Security to be reviewed at London airport after climate activist climbs on plane
Police chief calls man’s glueing himself to aircraft during Extinction Rebellion protest ‘a reckless, stupid and dangerous thing to do’

British police said they would conduct a security review at London City Airport after a protester glued himself to the top of an airplane on Thursday during a climate change demonstration.
London police reported making more than 1,000 arrests over four days of protests by the group Extinction Rebellion, which has been staging a global effort stretching from Sydney to New York.
Their biggest British action to date saw hundreds try to lay siege of London City Airport in protest at its management’s expansion project.
Metropolitan Police deputy assistant commissioner Laurence Taylor said “some interesting attempts” had been made to disrupt flights.
“One man had glued himself to the top of an aircraft,” Taylor said in a video message.
“He has of course now been removed and our policing operation continues there.”
As Extinction Rebellion continue their protest outside London City Airport, watch the moment Paralympian James Brown is escorted from the top of a plane that he'd climbed onto. pic.twitter.com/XQL5hBw1FY
— RT UK (@RTUKnews) October 11, 2019
UK media identified that person as 2012 London Paralympic Games cycling bronze medalist James Brown.
“I don’t know how the hell I got up here,” the partially-blind Brown said in a video shot atop a British Airways plane that went viral on social media.
“I don’t know how the hell I’m gonna get down again,” he said before turning off his camera.
Cressida Dick, the commissioner of London’s Metropolitan Police Service, condemned Brown’s action and said a review of security measures at the airport would be held in the wake of the incident.
“That was a reckless, stupid and dangerous thing to do for all concerned,” she was quoted saying by the Daily Mail. “We will do a full review of the security there.”
British Airways said that customers who were booked onto alternative flights to Amsterdam.
In a separate incident, a morning flight to Dublin was delayed by nearly two hours after a passenger got up to make a speech about the climate as the plane prepared to take off, airport and Aer Lingus airline officials said.
A London City Airport spokesman said the captain exercised his right to arrest the passenger under international flight safety rules.
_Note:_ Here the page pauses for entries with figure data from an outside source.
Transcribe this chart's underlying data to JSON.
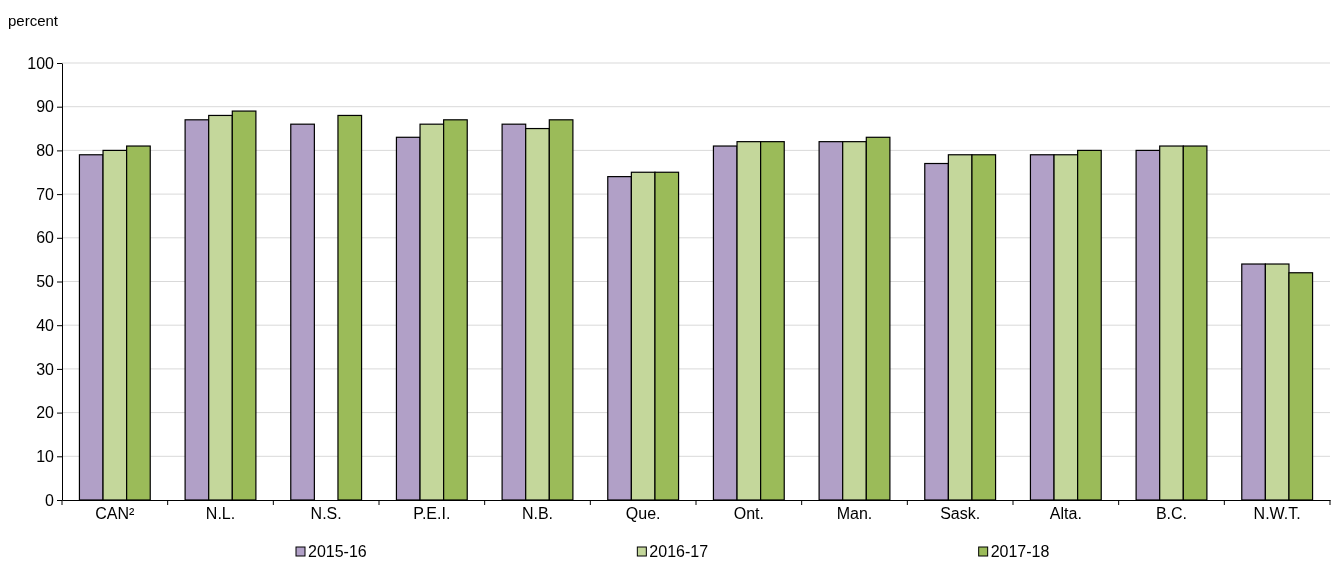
{
  "chart_data": {
    "type": "bar",
    "ylabel": "percent",
    "categories": [
      "CAN²",
      "N.L.",
      "N.S.",
      "P.E.I.",
      "N.B.",
      "Que.",
      "Ont.",
      "Man.",
      "Sask.",
      "Alta.",
      "B.C.",
      "N.W.T."
    ],
    "series": [
      {
        "name": "2015-16",
        "color": "#b1a0c7",
        "values": [
          79,
          87,
          86,
          83,
          86,
          74,
          81,
          82,
          77,
          79,
          80,
          54
        ]
      },
      {
        "name": "2016-17",
        "color": "#c4d79b",
        "values": [
          80,
          88,
          null,
          86,
          85,
          75,
          82,
          82,
          79,
          79,
          81,
          54
        ]
      },
      {
        "name": "2017-18",
        "color": "#9bbb59",
        "values": [
          81,
          89,
          88,
          87,
          87,
          75,
          82,
          83,
          79,
          80,
          81,
          52
        ]
      }
    ],
    "ylim": [
      0,
      100
    ],
    "yticks": [
      0,
      10,
      20,
      30,
      40,
      50,
      60,
      70,
      80,
      90,
      100
    ],
    "grid": "y",
    "legend": "bottom"
  }
}
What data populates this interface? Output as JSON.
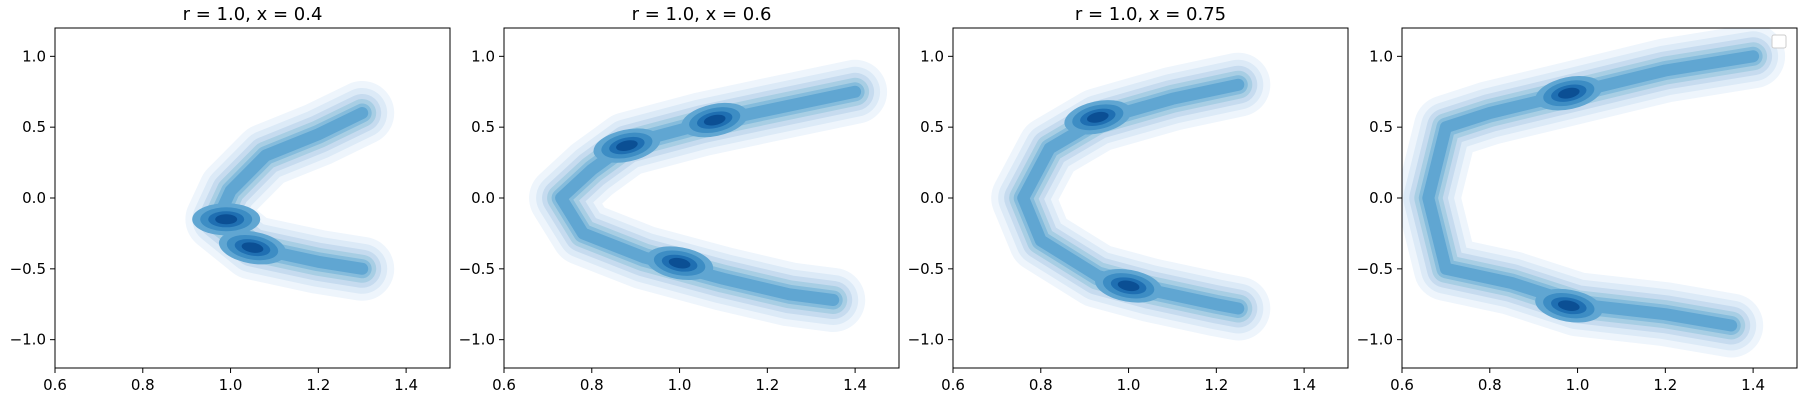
{
  "chart_data": [
    {
      "type": "kde-contour",
      "title": "r = 1.0, x = 0.4",
      "xlim": [
        0.6,
        1.5
      ],
      "ylim": [
        -1.2,
        1.2
      ],
      "xticks": [
        "0.6",
        "0.8",
        "1.0",
        "1.2",
        "1.4"
      ],
      "yticks": [
        "1.0",
        "0.5",
        "0.0",
        "−0.5",
        "−1.0"
      ],
      "grid": false,
      "legend": false,
      "colormap": "Blues",
      "levels": 9,
      "density_ridge": [
        [
          1.3,
          0.6
        ],
        [
          1.2,
          0.45
        ],
        [
          1.08,
          0.3
        ],
        [
          1.0,
          0.05
        ],
        [
          0.97,
          -0.15
        ],
        [
          1.05,
          -0.35
        ],
        [
          1.2,
          -0.45
        ],
        [
          1.3,
          -0.5
        ]
      ],
      "peaks": [
        {
          "x": 0.99,
          "y": -0.15
        },
        {
          "x": 1.05,
          "y": -0.35
        }
      ]
    },
    {
      "type": "kde-contour",
      "title": "r = 1.0, x = 0.6",
      "xlim": [
        0.6,
        1.5
      ],
      "ylim": [
        -1.2,
        1.2
      ],
      "xticks": [
        "0.6",
        "0.8",
        "1.0",
        "1.2",
        "1.4"
      ],
      "yticks": [
        "1.0",
        "0.5",
        "0.0",
        "−0.5",
        "−1.0"
      ],
      "grid": false,
      "legend": false,
      "colormap": "Blues",
      "levels": 9,
      "density_ridge": [
        [
          1.4,
          0.75
        ],
        [
          1.2,
          0.62
        ],
        [
          1.05,
          0.52
        ],
        [
          0.88,
          0.38
        ],
        [
          0.8,
          0.2
        ],
        [
          0.73,
          0.0
        ],
        [
          0.78,
          -0.25
        ],
        [
          0.92,
          -0.42
        ],
        [
          1.1,
          -0.57
        ],
        [
          1.25,
          -0.68
        ],
        [
          1.35,
          -0.72
        ]
      ],
      "peaks": [
        {
          "x": 0.88,
          "y": 0.37
        },
        {
          "x": 1.08,
          "y": 0.55
        },
        {
          "x": 1.0,
          "y": -0.46
        }
      ]
    },
    {
      "type": "kde-contour",
      "title": "r = 1.0, x = 0.75",
      "xlim": [
        0.6,
        1.5
      ],
      "ylim": [
        -1.2,
        1.2
      ],
      "xticks": [
        "0.6",
        "0.8",
        "1.0",
        "1.2",
        "1.4"
      ],
      "yticks": [
        "1.0",
        "0.5",
        "0.0",
        "−0.5",
        "−1.0"
      ],
      "grid": false,
      "legend": false,
      "colormap": "Blues",
      "levels": 9,
      "density_ridge": [
        [
          1.25,
          0.8
        ],
        [
          1.1,
          0.7
        ],
        [
          0.93,
          0.55
        ],
        [
          0.82,
          0.35
        ],
        [
          0.76,
          0.0
        ],
        [
          0.8,
          -0.3
        ],
        [
          0.93,
          -0.55
        ],
        [
          1.05,
          -0.65
        ],
        [
          1.2,
          -0.75
        ],
        [
          1.25,
          -0.78
        ]
      ],
      "peaks": [
        {
          "x": 0.93,
          "y": 0.57
        },
        {
          "x": 1.0,
          "y": -0.62
        }
      ]
    },
    {
      "type": "kde-contour",
      "title": "",
      "xlim": [
        0.6,
        1.5
      ],
      "ylim": [
        -1.2,
        1.2
      ],
      "xticks": [
        "0.6",
        "0.8",
        "1.0",
        "1.2",
        "1.4"
      ],
      "yticks": [
        "1.0",
        "0.5",
        "0.0",
        "−0.5",
        "−1.0"
      ],
      "grid": false,
      "legend": "top-right (empty)",
      "colormap": "Blues",
      "levels": 9,
      "density_ridge": [
        [
          1.4,
          1.0
        ],
        [
          1.2,
          0.9
        ],
        [
          1.0,
          0.75
        ],
        [
          0.8,
          0.6
        ],
        [
          0.7,
          0.5
        ],
        [
          0.66,
          0.0
        ],
        [
          0.7,
          -0.5
        ],
        [
          0.85,
          -0.6
        ],
        [
          1.0,
          -0.75
        ],
        [
          1.2,
          -0.82
        ],
        [
          1.35,
          -0.9
        ]
      ],
      "peaks": [
        {
          "x": 0.98,
          "y": 0.74
        },
        {
          "x": 0.98,
          "y": -0.76
        }
      ]
    }
  ]
}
Extinction Rebellion is spearheading a two-week global action that kicked off Monday with partial shutdowns of traffic in cities around the world.
Group members also blocked a street outside the Louvre Museum in Paris and a bridge overlooking the Reichstag parliament building in Berlin.
Police more assertive
Extinction Rebellion’s colorful protests have managed to attract a mass following since its creation last year by UK academics studying the effects of harmful carbon emissions on Earth.
The group’s growing list of prominent supporters include actress Emma Thompson and the Swedish teen climate activist Greta Thunberg.
Extinction Rebellion’s last big event in London in April managed to shut down central parts of the city for 11 days and led to more than 1,000 arrests.
Police are now being more assertive.
London’s Metropolitan Police on Thursday enacted a rarely-used measure in the 1986 Public Order Act aimed at preventing “serious disruption to the life of the community.”
“Any assembly linked to the Extinction Rebellion ‘Autumn Uprising’ and those linked to it who wish to continue their assembly MUST go Trafalgar Square and only assemble in the pedestrian area,” it said.
Deputy assistant commissioner Taylor said the protests had now been mostly contained to the picturesque central London square.

Extinction Rebellion had vowed to continue targeting the airport until Saturday evening — and to wind down their global action only at the end of next week.
The group wants governments to adopt policies that cut harmful emissions to a net level of zero by 2025.
Britain has set itself the target of 2050.